Suppression of KIF3B Expression Inhibits Human Hepatocellular Carcinoma Proliferation

• Published in: Digestive diseases and sciences Vol. 59; no. 4; pp. 795 - 806
• Main Authors: Huang, Xiaodong, Liu, Fang, Zhu, Changlai, Cai, Jing, Wang, Hua, Wang, Xinxiu, He, Song, Liu, Cheng, Yao, Li, Ding, Zongmei, Zhang, Yixin, Zhang, Tianyi
• Format: Journal Article
• Language: English
• Published: Boston Springer US 01.04.2014; Springer; Springer Nature B.V
• Subjects: Adult; Aged; Analysis; Apoptosis - physiology; Biochemistry; Carcinoma, Hepatocellular - genetics; Carcinoma, Hepatocellular - metabolism; Carcinoma, Hepatocellular - mortality; Carcinoma, Hepatocellular - pathology; Cell Differentiation - drug effects; Female; Gastroenterology; Gene Expression Regulation, Neoplastic - physiology; Hep G2 Cells; Hepatology; Hepatoma; Humans; Immunoblotting; Immunohistochemistry; Kaplan-Meier Estimate; Ki-67 Antigen - metabolism; Kinesin; Kinesin - genetics; Kinesin - metabolism; Liver Neoplasms - genetics; Liver Neoplasms - metabolism; Liver Neoplasms - mortality; Liver Neoplasms - pathology; Male; Medicine; Medicine & Public Health; Middle Aged; Multivariate Analysis; Myosin; Oncology; Original; Original Article; Prognosis; Proteins; RNA, Small Interfering - physiology; Transplant Surgery; Up-Regulation - physiology; Young Adult; Cell proliferation; KIF3B; Pathogenesis; Human hepatocellular carcinoma (HCC)

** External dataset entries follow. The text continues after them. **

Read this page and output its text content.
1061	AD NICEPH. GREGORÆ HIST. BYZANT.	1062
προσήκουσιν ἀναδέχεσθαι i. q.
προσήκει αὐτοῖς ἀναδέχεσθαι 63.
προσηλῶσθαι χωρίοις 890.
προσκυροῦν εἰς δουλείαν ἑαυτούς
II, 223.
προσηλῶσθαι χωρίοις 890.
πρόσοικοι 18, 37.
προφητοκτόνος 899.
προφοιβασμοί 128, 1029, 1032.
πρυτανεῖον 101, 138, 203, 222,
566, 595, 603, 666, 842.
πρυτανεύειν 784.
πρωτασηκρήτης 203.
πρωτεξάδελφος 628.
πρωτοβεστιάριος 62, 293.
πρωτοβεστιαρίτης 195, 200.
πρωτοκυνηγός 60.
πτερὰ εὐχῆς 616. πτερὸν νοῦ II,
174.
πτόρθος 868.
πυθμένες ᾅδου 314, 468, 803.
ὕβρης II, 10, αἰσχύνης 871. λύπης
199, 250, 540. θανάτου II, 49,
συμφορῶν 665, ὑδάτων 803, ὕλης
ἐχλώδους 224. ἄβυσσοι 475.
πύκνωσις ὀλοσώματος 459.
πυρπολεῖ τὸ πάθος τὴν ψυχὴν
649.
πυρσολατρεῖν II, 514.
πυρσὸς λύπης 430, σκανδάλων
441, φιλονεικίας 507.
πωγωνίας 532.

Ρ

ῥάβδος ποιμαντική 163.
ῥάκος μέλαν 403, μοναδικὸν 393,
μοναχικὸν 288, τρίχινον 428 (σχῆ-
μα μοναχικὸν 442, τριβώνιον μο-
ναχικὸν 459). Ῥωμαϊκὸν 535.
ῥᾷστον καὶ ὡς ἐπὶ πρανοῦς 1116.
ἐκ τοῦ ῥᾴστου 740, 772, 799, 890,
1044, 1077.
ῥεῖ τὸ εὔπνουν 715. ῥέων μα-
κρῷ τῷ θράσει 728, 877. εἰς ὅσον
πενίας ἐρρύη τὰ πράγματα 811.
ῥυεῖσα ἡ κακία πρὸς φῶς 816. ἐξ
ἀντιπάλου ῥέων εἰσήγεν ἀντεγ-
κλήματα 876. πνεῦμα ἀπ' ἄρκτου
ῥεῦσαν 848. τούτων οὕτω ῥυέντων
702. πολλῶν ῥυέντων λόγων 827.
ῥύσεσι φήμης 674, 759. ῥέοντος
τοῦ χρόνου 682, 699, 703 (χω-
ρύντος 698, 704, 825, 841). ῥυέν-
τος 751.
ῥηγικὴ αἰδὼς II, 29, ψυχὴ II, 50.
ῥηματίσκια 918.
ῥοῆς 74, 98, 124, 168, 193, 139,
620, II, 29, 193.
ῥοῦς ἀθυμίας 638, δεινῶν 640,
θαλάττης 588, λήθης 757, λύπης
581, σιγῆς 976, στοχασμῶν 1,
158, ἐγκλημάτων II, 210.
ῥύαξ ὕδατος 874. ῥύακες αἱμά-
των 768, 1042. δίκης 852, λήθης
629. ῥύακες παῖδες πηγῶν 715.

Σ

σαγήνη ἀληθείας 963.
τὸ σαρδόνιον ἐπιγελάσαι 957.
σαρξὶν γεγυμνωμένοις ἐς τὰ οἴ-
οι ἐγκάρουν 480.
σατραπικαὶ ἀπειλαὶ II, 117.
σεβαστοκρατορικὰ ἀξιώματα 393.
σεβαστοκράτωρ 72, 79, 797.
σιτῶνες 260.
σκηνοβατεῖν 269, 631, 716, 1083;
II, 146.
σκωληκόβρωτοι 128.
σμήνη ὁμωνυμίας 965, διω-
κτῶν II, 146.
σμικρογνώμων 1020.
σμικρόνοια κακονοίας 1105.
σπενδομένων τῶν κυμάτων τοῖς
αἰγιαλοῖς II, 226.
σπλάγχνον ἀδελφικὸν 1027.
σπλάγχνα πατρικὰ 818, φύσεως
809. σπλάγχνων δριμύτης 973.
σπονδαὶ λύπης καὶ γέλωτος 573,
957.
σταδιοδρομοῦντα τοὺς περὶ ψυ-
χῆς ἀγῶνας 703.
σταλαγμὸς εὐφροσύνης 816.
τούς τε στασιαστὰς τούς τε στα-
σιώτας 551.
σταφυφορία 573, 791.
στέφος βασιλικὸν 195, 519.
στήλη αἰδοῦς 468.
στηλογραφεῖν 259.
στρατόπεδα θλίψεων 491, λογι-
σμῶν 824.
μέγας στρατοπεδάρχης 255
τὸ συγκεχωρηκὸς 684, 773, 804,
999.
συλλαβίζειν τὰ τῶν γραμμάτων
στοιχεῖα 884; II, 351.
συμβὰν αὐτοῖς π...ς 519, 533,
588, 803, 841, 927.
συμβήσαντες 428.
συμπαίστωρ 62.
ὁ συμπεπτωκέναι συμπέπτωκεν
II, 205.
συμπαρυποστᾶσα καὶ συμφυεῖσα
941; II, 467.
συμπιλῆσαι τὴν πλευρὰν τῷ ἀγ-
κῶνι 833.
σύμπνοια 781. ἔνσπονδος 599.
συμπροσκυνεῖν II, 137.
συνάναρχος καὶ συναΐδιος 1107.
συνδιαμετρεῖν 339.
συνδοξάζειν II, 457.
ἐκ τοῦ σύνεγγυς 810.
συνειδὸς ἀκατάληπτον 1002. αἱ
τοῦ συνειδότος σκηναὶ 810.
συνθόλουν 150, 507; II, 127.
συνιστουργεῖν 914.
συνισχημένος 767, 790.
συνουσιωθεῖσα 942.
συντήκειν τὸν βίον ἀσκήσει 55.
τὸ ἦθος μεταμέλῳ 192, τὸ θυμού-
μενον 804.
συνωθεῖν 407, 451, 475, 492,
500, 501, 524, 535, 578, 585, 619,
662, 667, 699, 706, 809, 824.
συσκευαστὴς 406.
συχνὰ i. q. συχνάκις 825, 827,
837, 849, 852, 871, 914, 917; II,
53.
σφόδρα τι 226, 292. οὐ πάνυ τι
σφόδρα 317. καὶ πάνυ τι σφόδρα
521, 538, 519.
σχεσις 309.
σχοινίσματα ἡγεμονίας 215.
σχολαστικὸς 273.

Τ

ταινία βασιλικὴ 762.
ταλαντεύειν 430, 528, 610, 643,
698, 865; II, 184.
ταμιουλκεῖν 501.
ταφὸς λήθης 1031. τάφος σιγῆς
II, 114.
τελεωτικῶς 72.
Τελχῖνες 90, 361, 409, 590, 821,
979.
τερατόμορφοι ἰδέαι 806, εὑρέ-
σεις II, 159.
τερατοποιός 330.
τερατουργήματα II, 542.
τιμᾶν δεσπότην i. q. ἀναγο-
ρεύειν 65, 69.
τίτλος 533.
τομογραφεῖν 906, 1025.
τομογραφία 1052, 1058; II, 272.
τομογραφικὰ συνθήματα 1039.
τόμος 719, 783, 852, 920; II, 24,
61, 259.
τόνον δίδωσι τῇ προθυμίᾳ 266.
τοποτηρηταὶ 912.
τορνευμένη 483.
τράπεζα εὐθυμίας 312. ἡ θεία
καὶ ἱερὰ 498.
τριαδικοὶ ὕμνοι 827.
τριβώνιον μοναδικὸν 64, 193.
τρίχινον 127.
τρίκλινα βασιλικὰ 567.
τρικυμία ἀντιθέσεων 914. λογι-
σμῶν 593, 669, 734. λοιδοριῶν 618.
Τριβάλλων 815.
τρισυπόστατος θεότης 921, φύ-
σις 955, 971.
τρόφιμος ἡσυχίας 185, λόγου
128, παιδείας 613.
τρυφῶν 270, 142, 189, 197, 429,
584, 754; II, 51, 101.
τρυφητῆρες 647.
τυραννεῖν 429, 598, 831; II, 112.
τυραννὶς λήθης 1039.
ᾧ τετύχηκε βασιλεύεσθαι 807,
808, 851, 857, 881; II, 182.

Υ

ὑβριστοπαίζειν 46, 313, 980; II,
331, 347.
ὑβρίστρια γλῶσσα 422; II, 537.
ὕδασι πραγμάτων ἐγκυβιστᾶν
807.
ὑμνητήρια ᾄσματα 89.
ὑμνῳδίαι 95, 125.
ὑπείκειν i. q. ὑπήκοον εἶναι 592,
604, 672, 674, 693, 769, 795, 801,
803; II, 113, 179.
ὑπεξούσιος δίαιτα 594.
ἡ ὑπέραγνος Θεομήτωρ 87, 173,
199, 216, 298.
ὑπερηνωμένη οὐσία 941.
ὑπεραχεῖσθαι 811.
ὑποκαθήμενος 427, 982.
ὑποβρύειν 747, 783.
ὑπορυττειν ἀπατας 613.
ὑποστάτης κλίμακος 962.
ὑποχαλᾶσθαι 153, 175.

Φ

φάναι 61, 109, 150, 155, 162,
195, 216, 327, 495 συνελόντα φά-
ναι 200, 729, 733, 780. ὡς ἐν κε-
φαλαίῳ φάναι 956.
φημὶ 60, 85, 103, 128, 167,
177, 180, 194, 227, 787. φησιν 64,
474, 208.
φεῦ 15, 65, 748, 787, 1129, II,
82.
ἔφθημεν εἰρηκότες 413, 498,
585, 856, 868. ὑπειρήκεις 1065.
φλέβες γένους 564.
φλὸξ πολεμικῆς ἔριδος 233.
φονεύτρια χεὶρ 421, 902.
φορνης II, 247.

• ISSN: 0163-2116; 1573-2568
• DOI: 10.1007/s10620-013-2969-2

Background Human hepatocellular carcinoma (HCC) is one of the most common fatal cancers and an important health problem worldwide, but its mechanism is still unclear. Microtubule (MT) kinesin motor proteins orchestrate a variety of cellular processes (e.g. mitosis, motility and organelle transportation) and have been involved in human carcinogenesis. KIF3B, the kinesin superfamily of proteins (KIFs), plays an important role in the regulation of mitotic progression. Aim The expression of KIF3B and its involvement in HCC was investigated. Methods Western blot and immunohistochemistry were used to measure the expression of KIF3B protein in HCC and adjacent non-tumorous tissues in 57 patients and Cell Counting Kit-8 to analyze the effects of growth and interference of KIF3B in the cell cycle process. Results KIF3B protein level was increased in HCC tissues compared with the adjacent non-tumorous tissues. It was significantly associated with histological differentiation, tumor size, the level of alpha fetal protein (AFP) and proliferation marker Ki-67. Over-expression of KIF3B was correlated with poor survival. Following release of HepG2 cells from serum starvation, the expression of KIF3B was up-regulated. Furthermore, suppression of KIF3B not only decreased cancer cell growth but also induced apoptosis of cells. Conclusions Our results suggested that KIF3B expression was upregulated in HCC tumor tissues and proliferating HCC cells, and an increased KIF3B expression was associated with poor overall survival. KIF3B over-expression is involved in the pathogenesis of hepatocellular carcinoma and may serve as a potential therapeutic target for human HCC.